# What are the advantages of 64bit OS over 32bit?



## Drastik

Are there any real noticible differences that actually make a difference, or are the differences unnoticable? someone told me that the differences are in fact unnoticible to the casual computer user, and that 64bit isnt practical unless you have at least 6-8gigs of memory.


----------



## AlienMenace

Hello:
I run duel boot, Windows XP Pro x64 for my main OS. And I have Windows 7 RC1 x64 for secondary and messing around reasons. For me, I do see the differences. And, I can see the differences, because I have been in computing since the old DOS days and my first computer was an IBM compatible XT machine. Especially in booting up, so much faster. I run 6gb 667's in my machine now. But I am going to be upgrading to faster ram and 8gb too and a new cpu shortly. Since Ram is cheap now. Where the extra ram really comes in handy, is if you do a lot of photo and video editing or CADD designing. 

And computer programs are getting bigger all the time, it is nice to ready for it. (Ram wise).


----------



## 3uL

Not only more memory advantages. Have you ever try 64 bit winrar??? If you do, you will notice that the time taken to compress and extract file from rar archieve is much faster!! If you use 64 bit software, you will gain alot benefit from 64 bit os..


----------



## Bodaggit23

64bit OS's potentially can calculate data twice faster than a 32bit OS.

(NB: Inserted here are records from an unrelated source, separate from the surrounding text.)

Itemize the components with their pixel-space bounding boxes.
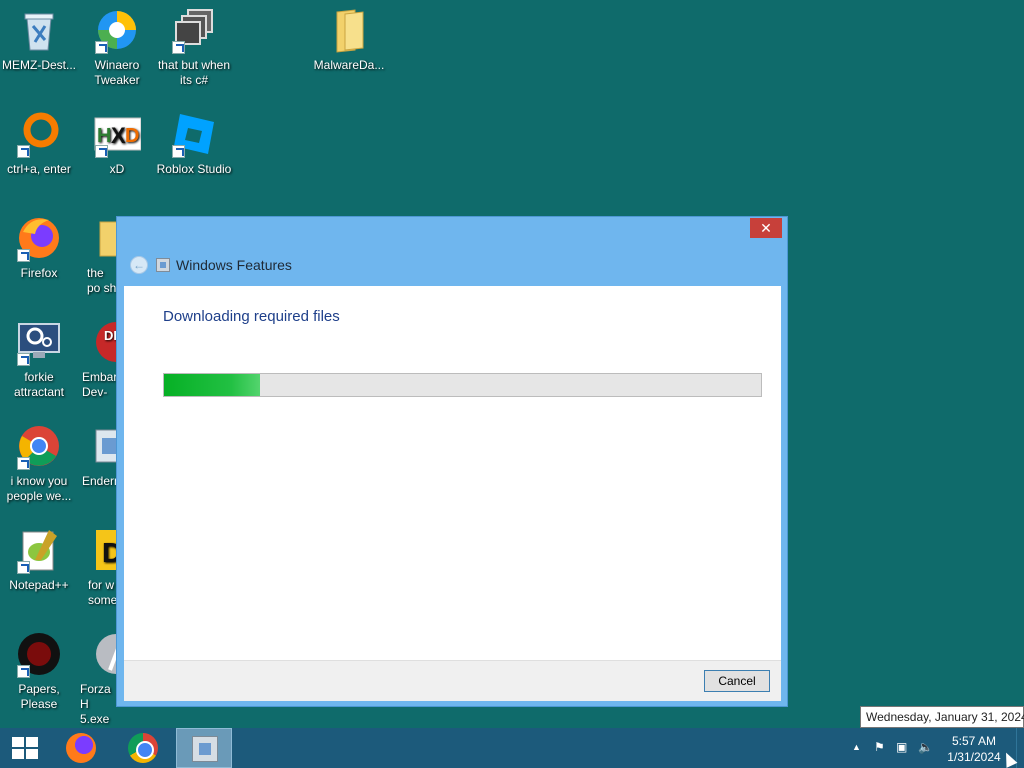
firefox-icon bbox=[66, 733, 96, 763]
desktop-icon-for-w[interactable]: D for w some bbox=[78, 520, 118, 608]
desktop-icon-label: i know you people we... bbox=[6, 474, 72, 503]
desktop-icon-papers-please[interactable]: Papers, Please bbox=[0, 624, 78, 712]
date-tooltip: Wednesday, January 31, 2024 bbox=[860, 706, 1024, 728]
windows-features-icon bbox=[192, 736, 218, 762]
dialog-content: Downloading required files bbox=[124, 286, 781, 660]
network-icon[interactable]: ▣ bbox=[896, 740, 907, 754]
desktop-icon-xd[interactable]: HXD xD bbox=[78, 104, 156, 177]
dialog-title: Windows Features bbox=[176, 257, 292, 273]
desktop-icon-notepadpp[interactable]: Notepad++ bbox=[0, 520, 78, 593]
status-heading: Downloading required files bbox=[163, 308, 340, 325]
desktop-icon-roblox-studio[interactable]: Roblox Studio bbox=[155, 104, 233, 177]
shortcut-arrow-icon bbox=[17, 145, 30, 158]
orange-ring-icon bbox=[15, 110, 63, 158]
dialog-footer: Cancel bbox=[124, 660, 781, 701]
desktop-icon-label: MalwareDa... bbox=[313, 58, 385, 72]
cancel-button[interactable]: Cancel bbox=[704, 670, 770, 692]
notepadpp-icon bbox=[15, 526, 63, 574]
desktop-icon-label: Firefox bbox=[20, 266, 58, 280]
desktop-icon-chrome[interactable]: i know you people we... bbox=[0, 416, 78, 504]
window-icon bbox=[92, 422, 118, 470]
desktop-icon-label: Enderm bbox=[82, 474, 118, 488]
chrome-icon bbox=[15, 422, 63, 470]
shortcut-arrow-icon bbox=[17, 561, 30, 574]
desktop-icon-label: the po sh bbox=[87, 266, 117, 295]
system-tray: ▲ ⚑ ▣ 🔈 5:57 AM 1/31/2024 bbox=[824, 728, 1024, 768]
desktop-icon-the-po[interactable]: the po sh bbox=[78, 208, 118, 296]
desktop-icon-embar[interactable]: DE Embar Dev- bbox=[78, 312, 118, 400]
hxd-icon: HXD bbox=[93, 110, 142, 158]
desktop-icon-label: Forza H 5.exe bbox=[80, 682, 111, 726]
desktop-icon-that-but-when[interactable]: that but when its c# bbox=[155, 0, 233, 88]
progress-fill bbox=[164, 374, 260, 396]
show-hidden-icons-chevron-icon[interactable]: ▲ bbox=[852, 742, 861, 752]
taskbar-chrome-button[interactable] bbox=[114, 728, 170, 768]
chrome-icon bbox=[128, 733, 158, 763]
desktop-icon-malwareda[interactable]: MalwareDa... bbox=[310, 0, 388, 73]
desktop-icon-forkie-attractant[interactable]: forkie attractant bbox=[0, 312, 78, 400]
back-arrow-icon[interactable]: ← bbox=[130, 256, 148, 274]
red-badge-icon: DE bbox=[92, 318, 118, 366]
shortcut-arrow-icon bbox=[95, 41, 108, 54]
stacked-windows-icon bbox=[170, 6, 218, 54]
volume-muted-icon[interactable]: 🔈 bbox=[918, 740, 933, 754]
shortcut-arrow-icon bbox=[172, 41, 185, 54]
shortcut-arrow-icon bbox=[172, 145, 185, 158]
shortcut-arrow-icon bbox=[95, 145, 108, 158]
download-progress-bar bbox=[163, 373, 762, 397]
taskbar: ▲ ⚑ ▣ 🔈 5:57 AM 1/31/2024 bbox=[0, 728, 1024, 768]
windows-logo-icon bbox=[12, 737, 38, 759]
svg-text:D: D bbox=[125, 125, 139, 147]
monitor-gear-icon bbox=[15, 318, 63, 366]
papers-please-icon bbox=[15, 630, 63, 678]
desktop-icon-label: Papers, Please bbox=[18, 682, 60, 711]
yellow-app-icon: D bbox=[92, 526, 118, 574]
shortcut-arrow-icon bbox=[17, 353, 30, 366]
taskbar-windows-features-button[interactable] bbox=[176, 728, 232, 768]
desktop-icon-label: forkie attractant bbox=[13, 370, 65, 399]
shortcut-arrow-icon bbox=[17, 457, 30, 470]
shortcut-arrow-icon bbox=[17, 249, 30, 262]
clock-date: 1/31/2024 bbox=[947, 750, 1001, 764]
dialog-titlebar: ← Windows Features bbox=[125, 253, 765, 277]
desktop-icon-label: ctrl+a, enter bbox=[7, 162, 71, 176]
clock-time: 5:57 AM bbox=[951, 734, 997, 748]
desktop-icon-memz[interactable]: MEMZ-Dest... bbox=[0, 0, 78, 73]
clock[interactable]: 5:57 AM 1/31/2024 bbox=[946, 733, 1002, 765]
winaero-icon bbox=[93, 6, 141, 54]
desktop-icon-firefox[interactable]: Firefox bbox=[0, 208, 78, 281]
desktop-icon-label: MEMZ-Dest... bbox=[2, 58, 76, 72]
start-button[interactable] bbox=[0, 728, 50, 768]
desktop-icon-enderm[interactable]: Enderm bbox=[78, 416, 118, 489]
close-button[interactable]: ✕ bbox=[750, 218, 782, 238]
desktop-icon-label: Notepad++ bbox=[9, 578, 69, 592]
folder-icon bbox=[325, 6, 373, 54]
windows-features-dialog: ✕ ← Windows Features Downloading require… bbox=[116, 216, 788, 707]
desktop-icon-label: Roblox Studio bbox=[156, 162, 232, 176]
folder-icon bbox=[96, 214, 118, 262]
svg-text:H: H bbox=[97, 125, 111, 147]
desktop-icon-label: Winaero Tweaker bbox=[94, 58, 140, 87]
desktop-icon-forza[interactable]: Forza H 5.exe bbox=[78, 624, 118, 727]
desktop-icon-label: Embar Dev- bbox=[82, 370, 118, 399]
svg-text:X: X bbox=[111, 123, 126, 148]
taskbar-firefox-button[interactable] bbox=[52, 728, 108, 768]
desktop-icon-label: that but when its c# bbox=[157, 58, 231, 87]
action-center-flag-icon[interactable]: ⚑ bbox=[874, 740, 885, 754]
desktop-icon-winaero[interactable]: Winaero Tweaker bbox=[78, 0, 156, 88]
shortcut-arrow-icon bbox=[17, 665, 30, 678]
roblox-studio-icon bbox=[170, 110, 218, 158]
desktop-icon-ctrl-a-enter[interactable]: ctrl+a, enter bbox=[0, 104, 78, 177]
desktop-icon-label: xD bbox=[109, 162, 125, 176]
windows-features-icon bbox=[156, 258, 170, 272]
recycle-bin-icon bbox=[15, 6, 63, 54]
firefox-icon bbox=[15, 214, 63, 262]
forza-icon bbox=[92, 630, 118, 678]
desktop-icon-label: for w some bbox=[88, 578, 118, 607]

So programs will open and run faster, providing you have enough RAM
and CPU speed.


----------



## liquidmonkey

RAM is the big advantage i think. am running 12gigs of it and i notice a big difference when editing photos and movies.
general computing users will notice a slight difference as well IMHO.


----------



## Keollyn

There's definitely an advantage in 64bit over 32bit. Being able to process twice as fast is always a plus in computing.


----------



## smellsorange

with only 2 gb of ram, you may not see much of a difference between 64 bit and 32 bit, but with 6+gb of ram you will see a difference. and what everyone else has already said is pretty much true


----------



## JohnJSal

Are there any downsides to 64bit, especially if you just run 2GB RAM and a "normal" system? i.e. does it cause any incompatibility with programs or games? do you need special 64bit versions of software to work properly? etc....

Seems smart to just get 64bit now as future proofing, but I don't want to create problems for myself!

Also, does a 64 bit OS require different hardware? A new CPU, etc.?

Thanks.


----------



## ScottALot

I don't know, does it take more space, I wonder?


----------